Oltre ai contenuti di carattere fiscale del decreto legge 102 del 31 agosto “Misure di sostegno all’accesso all’abitazione e al settore immobiliare” vanno approfondite, dopo le anticipazioni peraltro già fornite nelle scorse settimane, anche le disposizioni che si propongono di riattivare il circuito dei mutui per la casa.
Il decreto legge consente alla Cassa Depositi e Prestiti di fornire liquidità a medio-lungo termine alle banche per l’erogazione di nuovi mutui alle famiglie attraverso due canali, vale a dire un plafond (da attivare tramite convenzione tra Cassa Depositi e Prestiti e ABI) a cui gli istituti di credito potranno attingere per effettuare finanziamenti ai privati e l’acquisto di obbligazioni bancarie garantite (covered bond) oppure di titoli derivanti da operazioni di cartolarizzazione di mutui esistenti.
Con la provvista messa a disposizione dalla Cassa Depositi e Prestiti le banche potranno finanziare l’acquisto dell’abitazione principale e gli interventi di ristrutturazione ed efficientamento energetico degli immobili.
Le risorse stanziate dalla Cassa Depositi e Prestiti per queste operazioni ammontano per ora a 2 miliardi di euro.
L’acquisto di covered bond o di titoli derivanti da operazioni di cartolarizzazione di mutui,che riprende una proposta formulata congiuntamente da ANCE e ABI, consente di fornire provvista alle banche ad un costo più basso, in quanto i covered bond hanno, di norma, un rischiosità più bassa rispetto alle obbligazioni normali.
Il decreto legge 102/2013 rifinanzia, inoltre, con 60 milioni di euro il Fondo di garanzia per i mutui a favore dei giovani per l’acquisto della prima casa, strumento scarsamente utilizzato ma ora accessibile anche ai
lavoratori atipici.
Per l’accesso al Fondo, i beneficiari del finanziamento devono avere un’ età inferiore a 35 anni e un reddito ISEE complessivo non superiore a 35 mila euro.
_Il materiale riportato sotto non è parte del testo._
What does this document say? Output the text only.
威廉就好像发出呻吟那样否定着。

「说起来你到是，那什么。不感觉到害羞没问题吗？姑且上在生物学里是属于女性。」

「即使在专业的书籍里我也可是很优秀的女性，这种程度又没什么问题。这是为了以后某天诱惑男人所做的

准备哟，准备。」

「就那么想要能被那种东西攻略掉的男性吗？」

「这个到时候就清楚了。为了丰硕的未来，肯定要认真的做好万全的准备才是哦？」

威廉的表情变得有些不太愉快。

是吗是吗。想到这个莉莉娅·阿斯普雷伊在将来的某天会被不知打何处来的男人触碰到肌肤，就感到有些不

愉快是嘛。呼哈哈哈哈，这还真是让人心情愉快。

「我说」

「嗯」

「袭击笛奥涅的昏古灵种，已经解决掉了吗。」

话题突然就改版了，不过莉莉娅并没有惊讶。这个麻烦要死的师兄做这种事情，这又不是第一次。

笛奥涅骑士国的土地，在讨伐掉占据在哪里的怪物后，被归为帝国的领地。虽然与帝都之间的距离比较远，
La garanzia del Fondo è a prima richiesta, diretta, esplicita, incondizionata, irrevocabile ed è efficace a decorrere dalla data di erogazione del mutuo che non deve, in ogni caso, superare i 200.000 euro.
La garanzia, concessa nella misura del 50% della quota capitale, tempo per tempo in essere, consentirà alle banche di diminuire la rischiosità di controparte e, quindi, di ridurre i requisiti di capitale anche ai fini di Basilea 2.
E’ stato poi rifinanziato con 40 milioni il Fondo di solidarietà per i mutui per l’acquisto della prima casa, che interviene in caso di temporanea difficoltà economica del mutuatario dovuta alla perdita di lavoro o all’insorgere di condizioni gravi di non autosufficienza.